GSK dan juga Kemenkes Bersatu untuk Tingkatkan Inovasi Aspek Kesehatan dalam Indonesia

JAKARTA – Pembangunan vaksin inovatif adalah langkah penting pada meningkatkan kemampuan fisik masyarakat. Namun hal ini harus diiringi oleh sistem pendukung yang kuat agar pengembangan yang disebutkan dapat diimplementasikan secara luas juga efektif.
Salah satu upaya meningkatkan kapabilitas peneliti lokal di dalam bidang kondisi tubuh adalah melalui kemitraan. Salah satunya adalah kemitraan dengan GSK Global Health untuk jaringan Open Lab Foundation akibat memberikan akses fasilitas, pelatihan internasional, dan juga menggalakkan kolaborasi ilmiah.
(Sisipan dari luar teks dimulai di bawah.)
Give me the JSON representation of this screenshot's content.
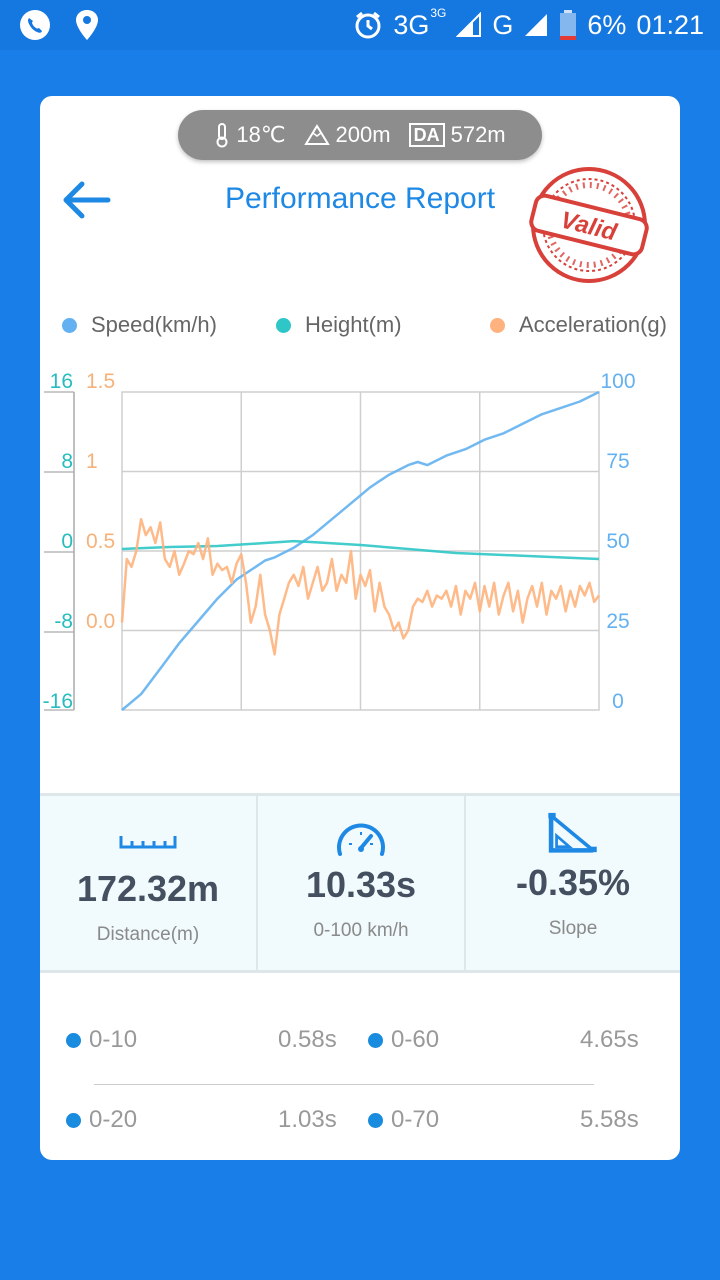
{
  "status_bar": {
    "network": "3G",
    "network_super": "3G",
    "network2": "G",
    "battery": "6%",
    "time": "01:21"
  },
  "conditions": {
    "temperature": "18℃",
    "altitude": "200m",
    "da_label": "DA",
    "density_altitude": "572m"
  },
  "header": {
    "title": "Performance Report",
    "stamp": "Valid"
  },
  "legend": [
    {
      "label": "Speed(km/h)",
      "color": "#63b1f0"
    },
    {
      "label": "Height(m)",
      "color": "#2ec6c6"
    },
    {
      "label": "Acceleration(g)",
      "color": "#ffb27d"
    }
  ],
  "chart_data": {
    "type": "line",
    "height_axis": {
      "ticks": [
        "16",
        "8",
        "0",
        "-8",
        "-16"
      ],
      "range": [
        -16,
        16
      ],
      "color": "#27bcc0"
    },
    "accel_axis": {
      "ticks": [
        "1.5",
        "1",
        "0.5",
        "0.0"
      ],
      "range": [
        -0.5,
        1.5
      ],
      "color": "#f5b27a"
    },
    "speed_axis": {
      "ticks": [
        "100",
        "75",
        "50",
        "25",
        "0"
      ],
      "range": [
        0,
        100
      ],
      "color": "#63b1f0"
    },
    "grid": true,
    "series": [
      {
        "name": "Speed(km/h)",
        "axis": "speed",
        "color": "#63b1f0",
        "x": [
          0,
          0.04,
          0.08,
          0.12,
          0.16,
          0.2,
          0.24,
          0.28,
          0.3,
          0.32,
          0.36,
          0.4,
          0.44,
          0.48,
          0.52,
          0.56,
          0.6,
          0.62,
          0.64,
          0.68,
          0.72,
          0.76,
          0.8,
          0.84,
          0.88,
          0.92,
          0.96,
          1.0
        ],
        "values": [
          0,
          5,
          13,
          21,
          28,
          35,
          41,
          45,
          47,
          48,
          51,
          55,
          60,
          65,
          70,
          74,
          77,
          78,
          77,
          80,
          82,
          85,
          87,
          90,
          93,
          95,
          97,
          100
        ]
      },
      {
        "name": "Height(m)",
        "axis": "height",
        "color": "#2ec6c6",
        "x": [
          0,
          0.1,
          0.2,
          0.3,
          0.36,
          0.4,
          0.5,
          0.6,
          0.7,
          0.8,
          0.9,
          1.0
        ],
        "values": [
          0.2,
          0.4,
          0.5,
          0.8,
          1.0,
          0.9,
          0.6,
          0.2,
          -0.2,
          -0.4,
          -0.6,
          -0.8
        ]
      },
      {
        "name": "Acceleration(g)",
        "axis": "accel",
        "color": "#ffb27d",
        "x": [
          0,
          0.01,
          0.02,
          0.03,
          0.04,
          0.05,
          0.06,
          0.07,
          0.08,
          0.09,
          0.1,
          0.11,
          0.12,
          0.13,
          0.14,
          0.15,
          0.16,
          0.17,
          0.18,
          0.19,
          0.2,
          0.21,
          0.22,
          0.23,
          0.24,
          0.25,
          0.26,
          0.27,
          0.28,
          0.29,
          0.3,
          0.31,
          0.32,
          0.33,
          0.34,
          0.35,
          0.36,
          0.37,
          0.38,
          0.39,
          0.4,
          0.41,
          0.42,
          0.43,
          0.44,
          0.45,
          0.46,
          0.47,
          0.48,
          0.49,
          0.5,
          0.51,
          0.52,
          0.53,
          0.54,
          0.55,
          0.56,
          0.57,
          0.58,
          0.59,
          0.6,
          0.61,
          0.62,
          0.63,
          0.64,
          0.65,
          0.66,
          0.67,
          0.68,
          0.69,
          0.7,
          0.71,
          0.72,
          0.73,
          0.74,
          0.75,
          0.76,
          0.77,
          0.78,
          0.79,
          0.8,
          0.81,
          0.82,
          0.83,
          0.84,
          0.85,
          0.86,
          0.87,
          0.88,
          0.89,
          0.9,
          0.91,
          0.92,
          0.93,
          0.94,
          0.95,
          0.96,
          0.97,
          0.98,
          0.99,
          1.0
        ],
        "values": [
          0.05,
          0.45,
          0.4,
          0.5,
          0.7,
          0.6,
          0.65,
          0.55,
          0.68,
          0.45,
          0.4,
          0.5,
          0.35,
          0.42,
          0.5,
          0.48,
          0.55,
          0.45,
          0.58,
          0.35,
          0.42,
          0.38,
          0.4,
          0.3,
          0.42,
          0.48,
          0.3,
          0.05,
          0.15,
          0.35,
          0.1,
          0.0,
          -0.15,
          0.1,
          0.2,
          0.3,
          0.35,
          0.28,
          0.4,
          0.2,
          0.3,
          0.4,
          0.25,
          0.3,
          0.45,
          0.25,
          0.35,
          0.3,
          0.5,
          0.2,
          0.35,
          0.28,
          0.38,
          0.12,
          0.3,
          0.15,
          0.1,
          0.0,
          0.05,
          -0.05,
          0.0,
          0.15,
          0.2,
          0.18,
          0.25,
          0.15,
          0.22,
          0.2,
          0.25,
          0.15,
          0.28,
          0.1,
          0.25,
          0.2,
          0.3,
          0.12,
          0.28,
          0.15,
          0.3,
          0.1,
          0.22,
          0.3,
          0.12,
          0.25,
          0.05,
          0.2,
          0.28,
          0.15,
          0.3,
          0.1,
          0.25,
          0.2,
          0.28,
          0.12,
          0.25,
          0.15,
          0.28,
          0.22,
          0.3,
          0.18,
          0.22
        ]
      }
    ]
  },
  "stats": [
    {
      "icon": "ruler-icon",
      "value": "172.32m",
      "label": "Distance(m)"
    },
    {
      "icon": "speedometer-icon",
      "value": "10.33s",
      "label": "0-100 km/h"
    },
    {
      "icon": "slope-icon",
      "value": "-0.35%",
      "label": "Slope"
    }
  ],
  "intervals": [
    [
      {
        "range": "0-10",
        "time": "0.58s"
      },
      {
        "range": "0-60",
        "time": "4.65s"
      }
    ],
    [
      {
        "range": "0-20",
        "time": "1.03s"
      },
      {
        "range": "0-70",
        "time": "5.58s"
      }
    ]
  ],
  "colors": {
    "background": "#1a7ee8",
    "accent": "#1e88e5",
    "stamp": "#d8403a",
    "stat_bg": "#f1fafc"
  }
}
Manish Munot, General Manager & Presiden Direktur PT. Glaxo Wellcome (GSK) Indonesia, menyampaikan, sistem ini juga membuka potensi uji klinis guna mempercepat pengembangan solusi kondisi tubuh yang sesuai dengan permintaan publik Indonesia.
Karena itu, pihaknya berkolaborasi dengan Kementerian Bidang Kesehatan (Kemenkes) pada rangka memacu pengembangan pada bidang kesehatan.
Menurut Manush, pemerintah miliki prospek besar untuk menguatkan upaya ini dengan melanjutkan pembelajaran dari pandemi, termasuk peningkatan laju vaksinasi untuk orang dewasa dengan mempermudah akses vaksin bagi masyarakat.
“GSK berambisi untuk terus memberikan dampak positif kebugaran pada lebih lanjut dari 2,5 miliar pasien pada seluruh dunia,” kata Manish, Kamis (19/12).
Kontribusi terbaik yang dimaksud dapat GSK berikan pada mengurangi juga mengubah perjalanan penyakit adalah melalui inovasi.
“Itulah mengapa dalam GSK, kami mengembangkan portofolio vaksin terluas pada bidang untuk membantu melindungi semua tahapan kehidupan, mulai dari anak-anak hingga usia lanjut,” ujarnya.
Sebagai perusahaan biofarmasi global, lanjut Manish, pihaknya berjanji untuk terus menggalakkan pengembangan lalu memberikan dampak positif bagi kondisi tubuh masyarakat.